Maternal and fetal effects during pregnancy

The obstetric criteria to define the SA are: the unexplained fetal loss before the 10th week of gestation; 3 or more consecutive fetal losses before the 10th week of gestation and, preeclampsia or placental insufficiency symptoms associated with premature delivery of morphologically normal babies, before the 34th week of gestation. Fetal loss is closely related to the presence of AA, in particular the lupus anticoagulant.
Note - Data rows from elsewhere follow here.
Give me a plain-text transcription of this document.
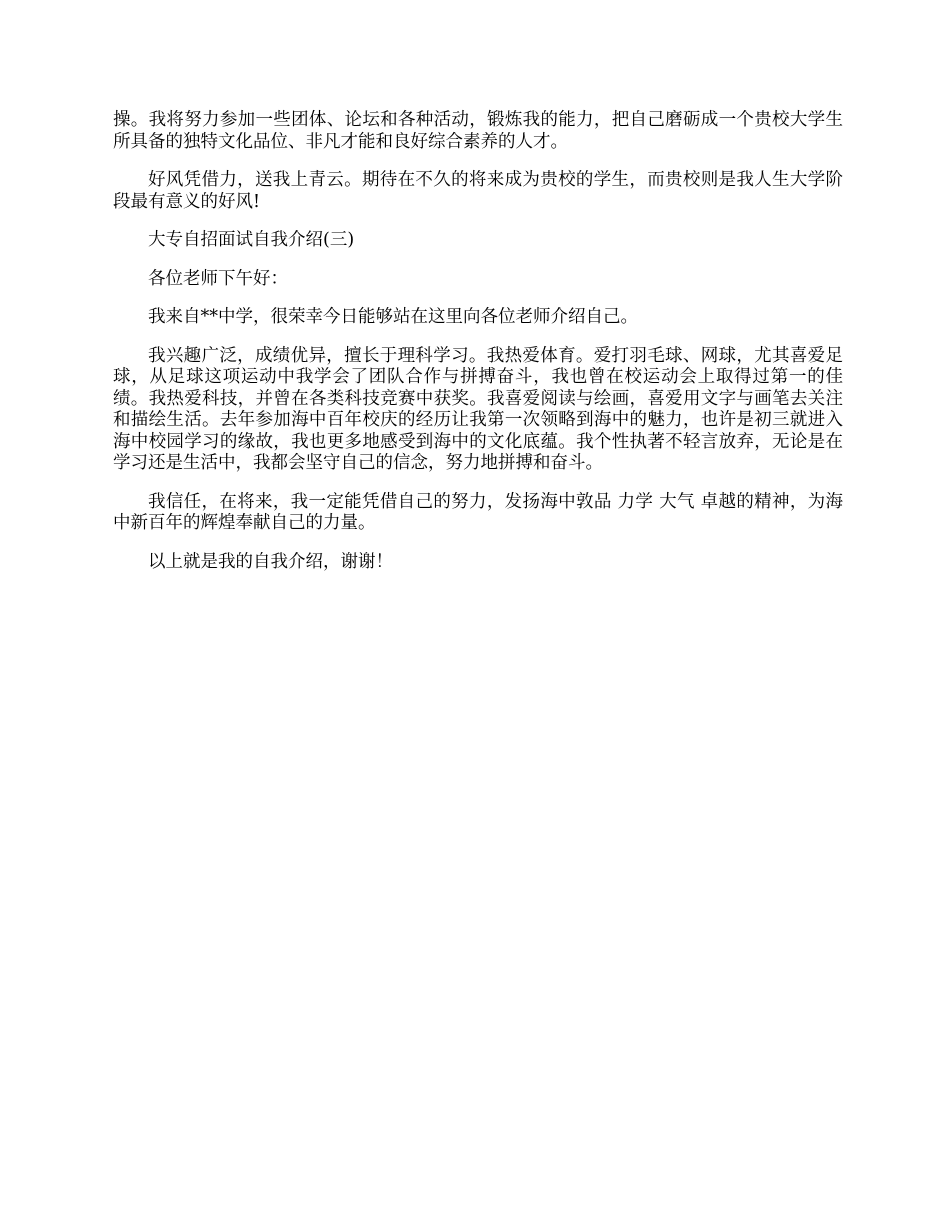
操。我将努力参加一些团体、论坛和各种活动，锻炼我的能力，把自己磨砺成一个贵校大学生所具备的独特文化品位、非凡才能和良好综合素养的人才。

好风凭借力，送我上青云。期待在不久的将来成为贵校的学生，而贵校则是我人生大学阶段最有意义的好风!

大专自招面试自我介绍(三)

各位老师下午好：

我来自**中学，很荣幸今日能够站在这里向各位老师介绍自己。

我兴趣广泛，成绩优异，擅长于理科学习。我热爱体育。爱打羽毛球、网球，尤其喜爱足球，从足球这项运动中我学会了团队合作与拼搏奋斗，我也曾在校运动会上取得过第一的佳绩。我热爱科技，并曾在各类科技竞赛中获奖。我喜爱阅读与绘画，喜爱用文字与画笔去关注和描绘生活。去年参加海中百年校庆的经历让我第一次领略到海中的魅力，也许是初三就进入海中校园学习的缘故，我也更多地感受到海中的文化底蕴。我个性执著不轻言放弃，无论是在学习还是生活中，我都会坚守自己的信念，努力地拼搏和奋斗。

我信任，在将来，我一定能凭借自己的努力，发扬海中敦品 力学 大气 卓越的精神，为海中新百年的辉煌奉献自己的力量。

以上就是我的自我介绍，谢谢！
Early abortion is relatively common and has many causes, of which the most likely are chromosomal abnormalities. It is quite possible that observational studies on the association between HS and recurrent early abortion have many error factors, especially due to the inclusion of sporadic rather than recurrent abortions. Therefore, the international guidelines advise doing the AA screening only in women with more than 3 early abortions.

Women with AS have a higher incidence of severe pre-eclampsia, which frequently causes iatrogenic premature delivery due to termination of pregnancy due to maternal or fetal causes. Preeclampsia with severe thrombocytopenia may also raise suspicion of SA and is considered a warning sign.